The Millenium Project is not alone. James Lovelock writes in his new book The Vanishing Face of Gaia that it's too late to do anything about climate change, that cap-and-trade schemes are a scam and that humanity will be "culled" by billions of souls in this century. He does believe, however, that some form of urban civilization will survive:
"Those who survive will be responsible for maintaining a high-tech, low-impact, low-energy society advanced enough to keep the flame of progress alive but small and smart enough to carefully husband what arable land remains.

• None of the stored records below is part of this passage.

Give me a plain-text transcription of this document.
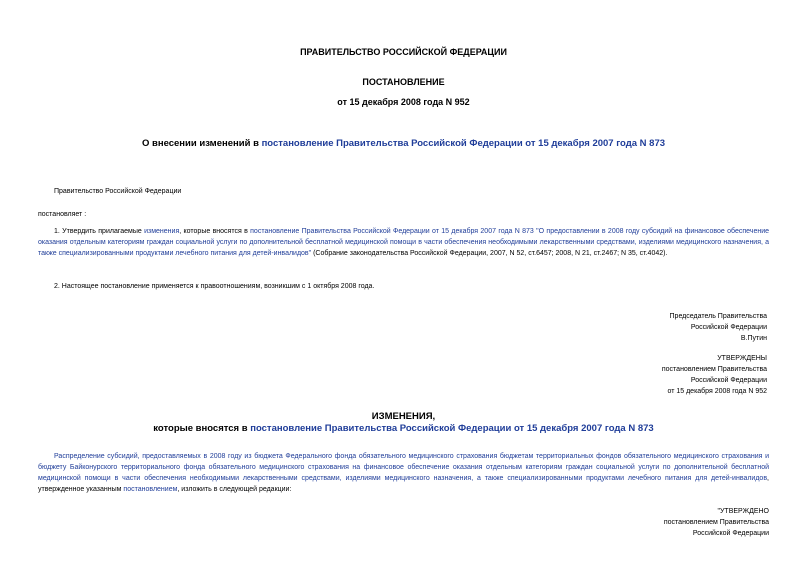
ПРАВИТЕЛЬСТВО РОССИЙСКОЙ ФЕДЕРАЦИИ
ПОСТАНОВЛЕНИЕ
от 15 декабря 2008 года N 952
О внесении изменений в постановление Правительства Российской Федерации от 15 декабря 2007 года N 873
Правительство Российской Федерации
постановляет :
1. Утвердить прилагаемые изменения, которые вносятся в постановление Правительства Российской Федерации от 15 декабря 2007 года N 873 "О предоставлении в 2008 году субсидий на финансовое обеспечение оказания отдельным категориям граждан социальной услуги по дополнительной бесплатной медицинской помощи в части обеспечения необходимыми лекарственными средствами, изделиями медицинского назначения, а также специализированными продуктами лечебного питания для детей-инвалидов" (Собрание законодательства Российской Федерации, 2007, N 52, ст.6457; 2008, N 21, ст.2467; N 35, ст.4042).
2. Настоящее постановление применяется к правоотношениям, возникшим с 1 октября 2008 года.
Председатель Правительства
Российской Федерации
В.Путин
УТВЕРЖДЕНЫ
постановлением Правительства
Российской Федерации
от 15 декабря 2008 года N 952
ИЗМЕНЕНИЯ,
которые вносятся в постановление Правительства Российской Федерации от 15 декабря 2007 года N 873
Распределение субсидий, предоставляемых в 2008 году из бюджета Федерального фонда обязательного медицинского страхования бюджетам территориальных фондов обязательного медицинского страхования и бюджету Байконурского территориального фонда обязательного медицинского страхования на финансовое обеспечение оказания отдельным категориям граждан социальной услуги по дополнительной бесплатной медицинской помощи в части обеспечения необходимыми лекарственными средствами, изделиями медицинского назначения, а также специализированными продуктами лечебного питания для детей-инвалидов, утвержденное указанным постановлением, изложить в следующей редакции:
"УТВЕРЖДЕНО
постановлением Правительства
Российской Федерации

Lovelock guesses the rump human race will cluster around a few temperate islands in the far northern hemisphere, including his native U.K. He believes that if emergency preparations are made in time—he compares the present moment to 1939—and if the worst-case scenarios of geopolitical conflict are avoided—namely resource scrambles leading to global thermonuclear war—then something resembling a modern and even urban lifestyle could await the survivors."
If the Millenium Project and Lovelock are correct -- that "much" of civilization will collapse, but that some form of civilization will survive -- then it would seem pretty essential that we start thinking now about what that would mean. What would such a civilization look like? How would it be structured? How would it function? Most importantly, how would it avoid the sheer unsustainability of the one that preceded it?
Roger Osborne, in his 2006 book, Civilization: A New History of the Western World, argues early on that we err when we equate the term civilization only with the "positive" aspects of human societies, such as our arts and cultural productions. Any discussion of civilization must also include in his view the less savoury aspects, such as the will to power and militarism. In this he echoes Lewis Mumford, who, in his 1961 book The City in History, acknowledged these violent “unbuilding” tendencies inherent in metropolitan civilization. However, Mumford stressed that the will to dominate and exterminate that originally came with the institution of kingship and forms of political hierarchy have always coexisted with life-affirming reciprocal relationships, spiritual aspirations,arts and learning. These contradictions are expressed in the web of our social,religious, economic, political and spatial arrangements.
As such, a "post-apocalyptic" civilization will need to be a self-conscious one. It will need to re-evaluate what civilization is going to mean when all those values and accomplishments we cherish as life-affirming face unimaginable pressure under the exigencies of crisis. For, under such conditions of crisis, it will be all-too easy to lose our tenuous grasp on those things that will be most needed to save us -- and make our societies worth preserving.
For a glimpse of what I'm talking about, one could do worse than consider the new book Pride and Prejudice and Zombies by Jane Austen and Seth Grahame-Smith. It's a postmodern "mash-up" of Jane Austen's classic novel and a zombie apocalypse. While it is on the surface a patently ridiculous proposition, Grahame-Smith noted in a recent interview that
"Many of Austen’s characters are rather like zombies...They carry on single-mindedly in their bubbles of immense wealth and privilege, no matter what’s going on around them. They pride themselves on discipline and politeness and repression and subservience. These people simply carry on with their gossip and romances and manners and balls, despite the fact that people are being gored and eaten alive. You get the sense that they would act the same way even if the rest of England was falling apart around them. In this version, it just so happens that England IS falling apart around them."
As a result of these conditions, Austen's characters recede from recognition. Despite their impeccable manners, fine speeches and good breeding, Elizabeth Bennet and Mr. Darcy are brutal and skilled killers, inured to death and mayhem. At one point Liza even thinks to herself that the occasional slaughter of innocents is of no concern, as long as zombies are being dispatched.
As a thought-experiment, Pride and Prejudice and Zombies illustrates the tension between the veneer of civilization and the threat of calamity. Against such threats, a civilization must respond, but to do so in such a way that it does not become coarsened, cruel and lose sight of those very things that make it worth preserving.
No "rump" of civilization (as Lovelock puts it) will long endure if all it seeks to preserve are the material productions of civilization. An entirely new set of civilizational processes -- including non-exploitative social and environmental relations -- will be required.